The remaining steps only affect the second and third row. Step (2) picks the second row, and \(a = -3\) (underlined). It is already in the top position (the first row being discarded for the remainder of the algorithm), so Step (2) does not change the matrix. Step (3) gives the matrix

\[ \left ( \begin{array}{cccc} 1 & 2 & 5 & 7 \\ 0 & 1 & 2 & 4 \\ 0 & -6 & -12 & -24 \end{array} \right ) \]

Step (4) adds \(-6\) times the second row to the third, which gives

\[ \left ( \begin{array}{cccc} 1 & 2 & 5 & 7 \\ 0 & 1 & 2 & 4 \\ 0 & 0 & 0 & 0 \end{array} \right ). \]

At this point also the second row is discarded, which leaves only the last row, which consists of zeros. By Step (1), the algorithm stops at this point.

This matrix is in row-echelon form, but not yet reduced. To reduce it, add \(-2\) times the second row to the first, which gives

\[ \left ( \begin{array}{cccc} 1 & 0 & 1 & -1 \\ 0 & 1 & 2 & 4 \\ 0 & 0 & 0 & 0 \end{array} \right ) \]
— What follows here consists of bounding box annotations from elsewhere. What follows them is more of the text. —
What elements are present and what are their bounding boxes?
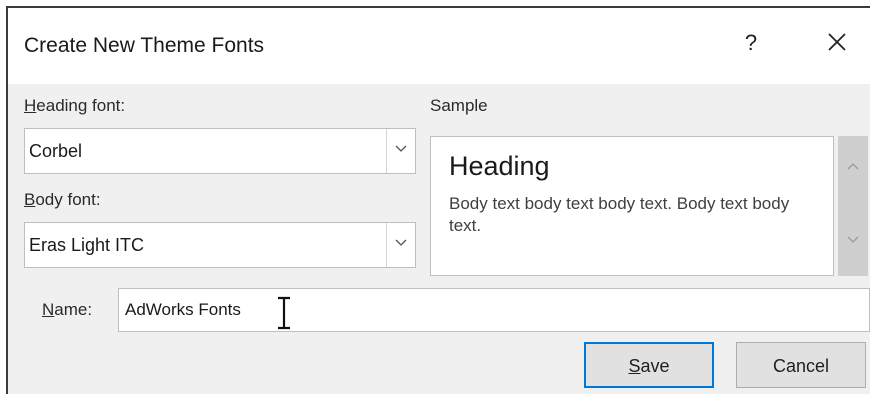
cancel-button[interactable]: Cancel [736, 342, 866, 388]
body-font-value: Eras Light ITC [29, 235, 145, 255]
scroll-down-button[interactable] [838, 210, 868, 276]
heading-font-value: Corbel [29, 141, 83, 161]
dialog-body: Heading font: Corbel Body font: Eras Lig… [8, 84, 870, 394]
create-theme-fonts-dialog: Create New Theme Fonts ? Heading font: C… [6, 6, 870, 394]
heading-font-combobox[interactable]: Corbel [24, 128, 416, 174]
chevron-down-icon [395, 239, 407, 246]
body-font-combobox[interactable]: Eras Light ITC [24, 222, 416, 268]
name-input[interactable]: AdWorks Fonts [118, 288, 870, 332]
chevron-up-icon [847, 163, 859, 170]
heading-font-label: Heading font: [24, 96, 126, 115]
close-icon [828, 33, 846, 51]
chevron-down-icon [847, 236, 859, 243]
name-label: Name: [42, 300, 93, 319]
sample-heading-text: Heading [449, 151, 550, 181]
scroll-up-button[interactable] [838, 136, 868, 202]
sample-preview: Heading Body text body text body text. B… [430, 136, 834, 276]
body-font-label: Body font: [24, 190, 101, 209]
help-button[interactable]: ? [736, 28, 766, 58]
name-input-value: AdWorks Fonts [125, 300, 241, 319]
sample-body-text: Body text body text body text. Body text… [449, 194, 790, 235]
sample-label: Sample [430, 96, 488, 115]
text-cursor-icon [278, 296, 290, 330]
save-button[interactable]: Save [584, 342, 714, 388]
close-button[interactable] [820, 28, 854, 58]
body-font-dropdown-button[interactable] [386, 223, 415, 267]
chevron-down-icon [395, 145, 407, 152]
dialog-title: Create New Theme Fonts [24, 34, 265, 57]
sample-scrollbar[interactable] [838, 136, 868, 276]
heading-font-dropdown-button[interactable] [386, 129, 415, 173]
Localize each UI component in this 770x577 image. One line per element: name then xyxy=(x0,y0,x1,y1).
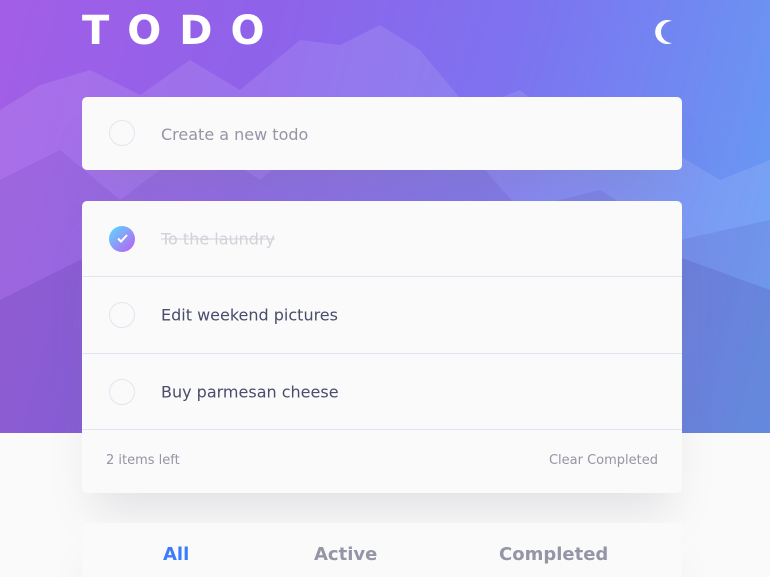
todo-text: Buy parmesan cheese xyxy=(161,382,339,401)
todo-list: To the laundry Edit weekend pictures Buy… xyxy=(82,201,682,493)
list-footer: 2 items left Clear Completed xyxy=(82,429,682,493)
items-left-count: 2 items left xyxy=(106,453,180,468)
filter-active-button[interactable]: Active xyxy=(314,544,377,565)
check-icon xyxy=(116,234,128,243)
app-title: TODO xyxy=(82,8,283,54)
moon-icon xyxy=(655,20,672,44)
todo-text: Edit weekend pictures xyxy=(161,305,338,325)
todo-text: To the laundry xyxy=(161,229,276,248)
create-todo-input[interactable] xyxy=(161,121,641,147)
todo-checkbox[interactable] xyxy=(109,378,135,405)
filter-all-button[interactable]: All xyxy=(163,544,189,565)
todo-item[interactable]: To the laundry xyxy=(82,201,682,277)
todo-item[interactable]: Buy parmesan cheese xyxy=(82,354,682,430)
theme-toggle-button[interactable] xyxy=(654,16,686,48)
todo-checkbox-checked[interactable] xyxy=(109,225,135,252)
filter-bar: All Active Completed xyxy=(82,523,682,577)
filter-completed-button[interactable]: Completed xyxy=(499,544,608,565)
todo-item[interactable]: Edit weekend pictures xyxy=(82,277,682,354)
clear-completed-button[interactable]: Clear Completed xyxy=(549,453,658,468)
create-checkbox[interactable] xyxy=(109,120,135,146)
todo-checkbox[interactable] xyxy=(109,302,135,328)
create-todo-card xyxy=(82,97,682,170)
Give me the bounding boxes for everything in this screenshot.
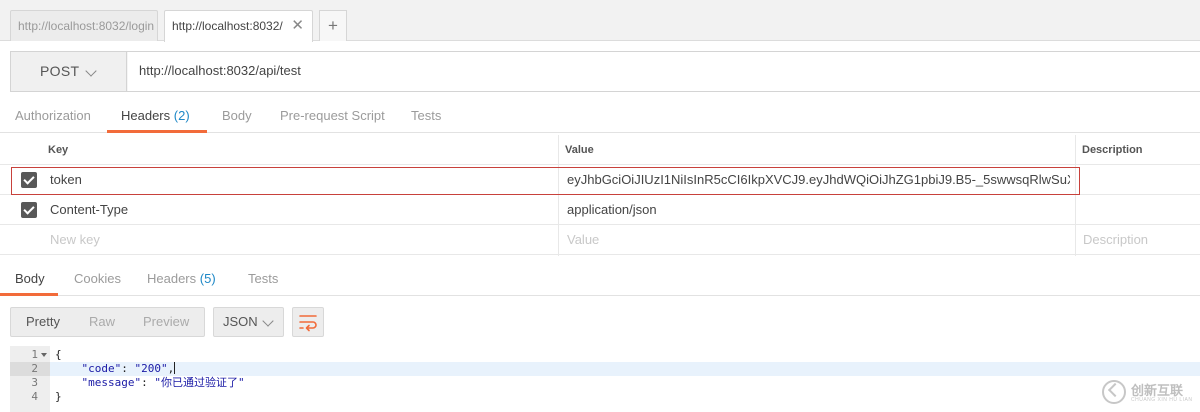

When applied to matrices associated to linear systems, Gaussian eliminiation becomes very useful for solving linear systems:

Method 2.31 (Related exercises: Exercise 3.12, Exercise 3.22, Exercise 7.4, Exercise 7.26, Exercise 3.17, Exercise 4.9, Exercise 4.16, Exercise 4.3, Exercise 4.4, Exercise 2.24, Exercise 4.9, Exercise 4.46, Exercise 4.47, Exercise 3.14, Exercise 3.28, Exercise 2.12, Exercise 2.22, Exercise 2.21, Exercise 2.20, Exercise 2.3, Exercise 2.15, Exercise 2.14, Exercise 2.4, Exercise 2.23, Exercise 2.9, Exercise 2.8, Exercise 2.13, Exercise 2.7, Exercise 2.5, Exercise 2.11)

Form the augmented matrix corresponding to the given linear system.
Perform Gaussian elimination to that matrix (Method 2.29), giving a reduced row-echelon matrix.
If a row of the form

\[ 0 \ 0 \ \dots \ 0 \ 1 \]

occurs, the system has no solutions.

Otherwise, we call the variables corresponding to the columns not containing a leading 1 free variables. The values of these variables can be chosen to be arbitrary real numbers. The variables that correspond to columns that do contain a leading 1 are uniquely specified by these free variables. Their values can be determined by solving the equations corresponding to the row-echelon matrix for the leading variables.

Example 2.32

Consider the system

\[ \begin{align*} x + 2y + 5 z & = 7 \\ 2x + y + 4 z & = 2 \\ 5 x + 4 y + 13 z & = 11. \end{align*} \]

The augmented matrix associated to this is the one in Example 2.30. Gaussian algorithm brings it into the reduced row-echelon form

\[ \left ( \begin{array}{cccc} 1 & 0 & 1 & -1 \\ 0 & 1 & 2 & 4 \\ 0 & 0 & 0 & 0 \end{array} \right ). \]

This matrix corresponds to the linear system

\[ \begin{align*} x + z & = -1 \\ y + 2z & = 4 \\ 0 & = 0. \end{align*} \]

According to Theorem 2.18, this linear system has the same solution set as the original one.

The leading variables are \(x\) and \(y\), so that \(z\) is a free variable. Solving the second equation for \(y\) then gives

\[ y = 4-2z, \]

and similarly

\[ x = -1-z. \]

We obtain that the solution set to the original linear system consists of triples of the form

\[ (x = -1-z, y = 4-2z, z), \]

in which \(z\) is an arbitrary number (and \(x\) and \(y\) are determined by \(z\) as indicated).